United Airlines’ new technology aims to cut down on missed connections
The takeoff of a United Airlines flight from Chicago to Vancouver was delayed for a few minutes at the end of July not because of a mechanical problem or a staffing mishap but to ensure that passengers arriving late from another flight didn’t miss the connection to Vancouver.
Michael Jacobson, an executive for a hotel industry trade group, was on the flight that was briefly held on the tarmac, but he didn’t mind.
“Even though I was delayed as a result, it gave me comfort that waiting about 10 minutes for my fellow passengers helped prevent them from staying an extra night in Chicago,” he said.
United Airlines hopes plenty of passengers are as accommodating as Jacobson. The Chicago-based carrier is expanding use of a new computer program that can automatically delay the takeoff of some flights — if only briefly —to ensure that passengers on connecting flights don’t get stranded. The program will be deployed at all of United’s major airports by October.
United’s new software program, dubbed ConnectionSaver, looks at data from airline schedules, passenger itineraries, staff work schedules and other sources to automatically decide if a flight can be delayed and for precisely how long to reduce as many missed connections as possible without creating more headaches for other fliers.
“Where this tool makes a difference is in tight connections,” said David Kensick, managing director of United’s Network Operation Center.
Other airlines also have access to the data and software needed to identify if passengers trying to make connecting flights are running late. But most other carriers leave it up to gate agents or staff in airport operations control centers to decide whether to delay a flight to help fliers make their connections.
The United Airlines program gives that power to a computer, allowing only supervisors from United operation centers the authority to override the decision.
At Delta Air Lines, “it’s a human decision whether to delay that flight, but it’s a mix of software and [artificial intelligence] to back that up,” said Michael Thomas, a spokesman for the Atlanta-based carrier.
At Southwest Airlines, “our super computers are our people,” Brad Hawkins, a spokesman for Southwest Airlines, said about how the Dallas-based carrier decides to hold a flight to help reduce missed connections.
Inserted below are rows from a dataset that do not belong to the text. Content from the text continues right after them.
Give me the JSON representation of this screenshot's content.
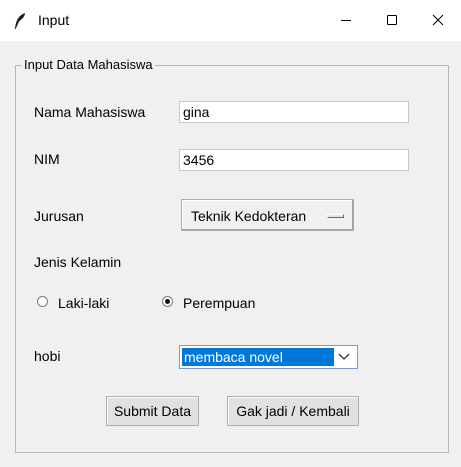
{
  "window": {
    "title": "Input",
    "controls": {
      "minimize": "minimize-icon",
      "maximize": "maximize-icon",
      "close": "close-icon"
    }
  },
  "form": {
    "group_title": "Input Data Mahasiswa",
    "nama_label": "Nama Mahasiswa",
    "nama_value": "gina",
    "nim_label": "NIM",
    "nim_value": "3456",
    "jurusan_label": "Jurusan",
    "jurusan_value": "Teknik Kedokteran",
    "gender_label": "Jenis Kelamin",
    "gender_options": [
      {
        "label": "Laki-laki",
        "selected": false
      },
      {
        "label": "Perempuan",
        "selected": true
      }
    ],
    "hobi_label": "hobi",
    "hobi_value": "membaca novel",
    "submit_label": "Submit Data",
    "back_label": "Gak jadi / Kembali"
  },
  "colors": {
    "selection": "#0078d7",
    "window_bg": "#f0f0f0",
    "titlebar_bg": "#ffffff"
  }
}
Most airlines don’t like to delay takeoffs to accommodate late-arriving passengers because they fear the delay could throw off the schedule of subsequent flights, causing chaos to a tightly run nationwide flight schedule, aviation industry analyst Seth Kaplan said.
“That has been the approach airlines have been taking for years, but with the data we have access to, it’s possible to say, ‘Wait a minute, maybe we can refine that policy some more,’” he said.
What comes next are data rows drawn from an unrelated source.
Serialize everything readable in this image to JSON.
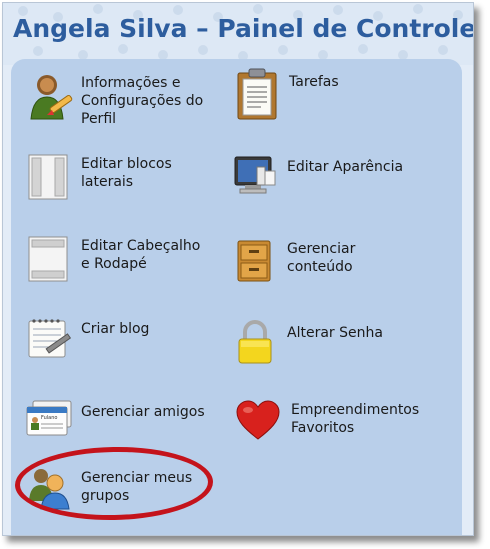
{
  "header": {
    "title": "Angela Silva – Painel de Controle"
  },
  "items": [
    {
      "label_lines": [
        "Informações e",
        "Configurações do",
        "Perfil"
      ],
      "icon": "profile-user-pencil-icon"
    },
    {
      "label_lines": [
        "Tarefas"
      ],
      "icon": "clipboard-icon"
    },
    {
      "label_lines": [
        "Editar blocos",
        "laterais"
      ],
      "icon": "sidebar-blocks-icon"
    },
    {
      "label_lines": [
        "Editar Aparência"
      ],
      "icon": "monitor-paintbrush-icon"
    },
    {
      "label_lines": [
        "Editar Cabeçalho",
        "e Rodapé"
      ],
      "icon": "header-footer-icon"
    },
    {
      "label_lines": [
        "Gerenciar",
        "conteúdo"
      ],
      "icon": "filing-cabinet-icon"
    },
    {
      "label_lines": [
        "Criar blog"
      ],
      "icon": "notepad-pencil-icon"
    },
    {
      "label_lines": [
        "Alterar Senha"
      ],
      "icon": "padlock-icon"
    },
    {
      "label_lines": [
        "Gerenciar amigos"
      ],
      "icon": "id-cards-icon"
    },
    {
      "label_lines": [
        "Empreendimentos",
        "Favoritos"
      ],
      "icon": "heart-icon"
    },
    {
      "label_lines": [
        "Gerenciar meus",
        "grupos"
      ],
      "icon": "group-users-icon"
    }
  ],
  "id_card_text": "Fulano",
  "colors": {
    "title": "#2d5d9e",
    "panel": "#b9cfea",
    "highlight_oval": "#c4131b"
  }
}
The program was launched in February at Denver International Airport and has been expanded to seven domestic airports since then, with ConnectionSaver added at Los Angeles International Airport on June 25.
So far, United estimates that the program has delayed enough flights to ensure that as many as 36,000 passengers — including about 2,000 at LAX — could make their connections.
The advantage of the ConnectionSaver program, Kensick said, is that it can even take into consideration tail winds, weather patterns and staff work schedules to ensure that the recommendation to delay a takeoff doesn’t ruin the travel plans of passengers on connecting flights or force employees to work beyond their federally mandated maximum hours. In most cases, the plane that is delayed still arrives at its final destination on time, he said.
United flies about 500,000 passengers a day, with about 140,000 of those needing to connect from one flight to another. Carriers that primarily fly direct “point to point” routes, such as Southwest Airlines, have fewer connecting passengers while carriers such as United and Delta offer more indirect routes that connect at “hub” airports.
All carriers are motivated to eliminate missed connections to avoid the staff time and cost it takes to rebook stranded passengers to other flights. Plus, when passengers miss a connection, either through the fault of the airline or unforeseen factors such as bad weather or mechanical problems, the airline usually takes the hit on social media.
In fact, United Airline’s service so frustrated Rob LaRiviere, a systems architect and regular United flier from Santa Cruz, that he created a Facebook page in 2012, urging other air travelers to boycott the carrier.
LaRiviere said one of the most upsetting incidents involving United took place about a decade ago when he was trying to catch a connecting flight at Ronald Reagan National Airport in Washington, D.C., and the flight attendant closed the gate door even though she saw LaRiviere and other fliers racing to catch the flight.
“As much as the page is called boycott [United Airlines] it was marketed that way as a wake-up call to them,” he said. “They could read the comments and they could make adjustments and thank the people that complain as a way toward self improvement.”
Kensick said customer satisfaction surveys taken by United show that most passengers, like Jacobson, appreciate the airline for briefly delaying takeoffs to accommodate as many passengers as possible.
Still, he said, so many factors outside of the control the airline are to blame for scheduling mishaps and delays that the new program will never eliminate all missed connections.
“It’s such a complicated scenario,” Kensick said.